Obama could certainly do no. 2. Pardons for groups rather than individuals have been issued in the past. The president, however, has no power to pardon anyone for a crime not yet committed, so the efficacy of the former might be undercut by the latter. No one can be issued a permanent get-out-of-jail-free card.
Obama seems to be on the verge of doing something along the lines of no. 3, if this morning’s news is any indication. Good for him.
The agencies seem to be doing no. 4 already and it’s possible that Obama has quietly already made a move in this direction. Let’s hope.
Nos. 5 and 6 are great ideas and you’ve already mentioned the principal caveat in both.
No. 7 is also a good idea. The Republican response to this might be that they have not yet comprehensively outlined their plans for Medicare and Medicaid. Regarding the ACA, they undoubtedly will argue that it will be replaced with something far superior. The recent jumps in rates and the flight of some of the insurers unfortunately give them some cover on this. I personally think they will slow walk the changes in the ACA. They’ll vote to repeal but give the measure a long sunset to contain some of the political blowback. Another problem will be that Trump via Twitter will directly muddy the water for many of those most affected. The sad reality is that many of those bound to suffer most exist in a void of information and the Donald will likely for some time insulate himself from the consequences of his actions by employing Obama as scapegoat in chief.
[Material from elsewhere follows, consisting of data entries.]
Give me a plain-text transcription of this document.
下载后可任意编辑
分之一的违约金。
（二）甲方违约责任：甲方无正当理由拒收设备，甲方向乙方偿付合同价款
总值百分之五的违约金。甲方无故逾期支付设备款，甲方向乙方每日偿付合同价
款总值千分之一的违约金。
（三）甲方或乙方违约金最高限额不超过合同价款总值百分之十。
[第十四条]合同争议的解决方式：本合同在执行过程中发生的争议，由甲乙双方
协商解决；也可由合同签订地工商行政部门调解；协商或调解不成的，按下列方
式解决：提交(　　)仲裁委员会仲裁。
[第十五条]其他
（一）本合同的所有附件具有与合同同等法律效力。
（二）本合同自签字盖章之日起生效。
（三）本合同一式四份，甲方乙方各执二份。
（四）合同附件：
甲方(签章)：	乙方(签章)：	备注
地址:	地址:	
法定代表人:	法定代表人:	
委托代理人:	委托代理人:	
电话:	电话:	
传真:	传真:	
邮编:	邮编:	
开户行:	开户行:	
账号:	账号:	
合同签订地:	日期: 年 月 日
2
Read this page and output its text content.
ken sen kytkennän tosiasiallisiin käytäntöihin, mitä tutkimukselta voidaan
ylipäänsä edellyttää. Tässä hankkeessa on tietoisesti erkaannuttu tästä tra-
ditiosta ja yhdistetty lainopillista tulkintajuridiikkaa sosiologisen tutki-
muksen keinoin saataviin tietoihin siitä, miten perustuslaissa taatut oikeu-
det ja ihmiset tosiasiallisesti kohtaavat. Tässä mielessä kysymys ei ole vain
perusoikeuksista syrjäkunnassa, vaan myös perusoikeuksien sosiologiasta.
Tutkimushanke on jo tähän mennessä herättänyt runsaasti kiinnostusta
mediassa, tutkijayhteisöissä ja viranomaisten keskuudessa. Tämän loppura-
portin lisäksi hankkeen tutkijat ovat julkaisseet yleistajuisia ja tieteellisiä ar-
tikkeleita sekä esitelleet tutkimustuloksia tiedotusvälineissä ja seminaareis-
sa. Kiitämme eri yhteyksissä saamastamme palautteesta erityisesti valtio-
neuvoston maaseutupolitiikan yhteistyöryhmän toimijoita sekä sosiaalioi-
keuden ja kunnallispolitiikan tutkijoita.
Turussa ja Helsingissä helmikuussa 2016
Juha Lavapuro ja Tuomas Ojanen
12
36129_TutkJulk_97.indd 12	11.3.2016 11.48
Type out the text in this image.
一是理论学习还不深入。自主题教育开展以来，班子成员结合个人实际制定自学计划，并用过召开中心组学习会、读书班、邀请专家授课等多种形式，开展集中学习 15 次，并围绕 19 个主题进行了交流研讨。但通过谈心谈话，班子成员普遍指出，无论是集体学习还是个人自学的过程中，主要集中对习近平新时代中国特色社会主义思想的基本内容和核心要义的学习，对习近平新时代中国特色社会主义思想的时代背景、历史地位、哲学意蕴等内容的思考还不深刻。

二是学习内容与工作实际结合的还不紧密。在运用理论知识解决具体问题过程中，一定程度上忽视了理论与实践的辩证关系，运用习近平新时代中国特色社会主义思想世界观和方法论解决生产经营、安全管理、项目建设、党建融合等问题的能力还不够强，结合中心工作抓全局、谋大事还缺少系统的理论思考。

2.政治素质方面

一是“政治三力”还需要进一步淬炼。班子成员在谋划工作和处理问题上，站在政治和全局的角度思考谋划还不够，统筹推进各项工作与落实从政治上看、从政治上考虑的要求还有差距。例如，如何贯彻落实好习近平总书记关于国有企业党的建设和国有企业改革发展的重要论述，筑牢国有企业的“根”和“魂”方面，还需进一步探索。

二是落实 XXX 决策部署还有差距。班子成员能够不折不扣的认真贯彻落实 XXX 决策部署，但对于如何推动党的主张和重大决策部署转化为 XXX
In reference to no. 8, as we discussed yesterday, I think Obama should strive to be the best ex-president he can be and to anoint himself Trump’s personal and perpetual and constant gadfly if for no other reason than to preserve solidarity and maybe even a bit of optimism among right-thinking people. There have been modest signs over the past few days that he intends to do something like this. He’s popular at the moment and he shouldn’t waste that.
Beyond this, everyone should continue to fight the good fight in any way they can. After the debacle in 2004, I joined the ACLU. Their work in preserving transparency in government and individual freedom of expression and in defending people from aggressive action by the authorities will become even more important once Trump assumes office. If you have any friends who are attorneys and might be willing to offer a bit of pro bono, they could do worse than volunteer. Since you likely have an iPhone, the ACLU website offers an application that allows you to film and upload to the organization directly any incident in which you think someone’s rights are being violated. This application may be what finally compels me to surrender my Blackberry. Sigh.
It was fantastic to see you yesterday. Please stay in touch, especially during these troubling times.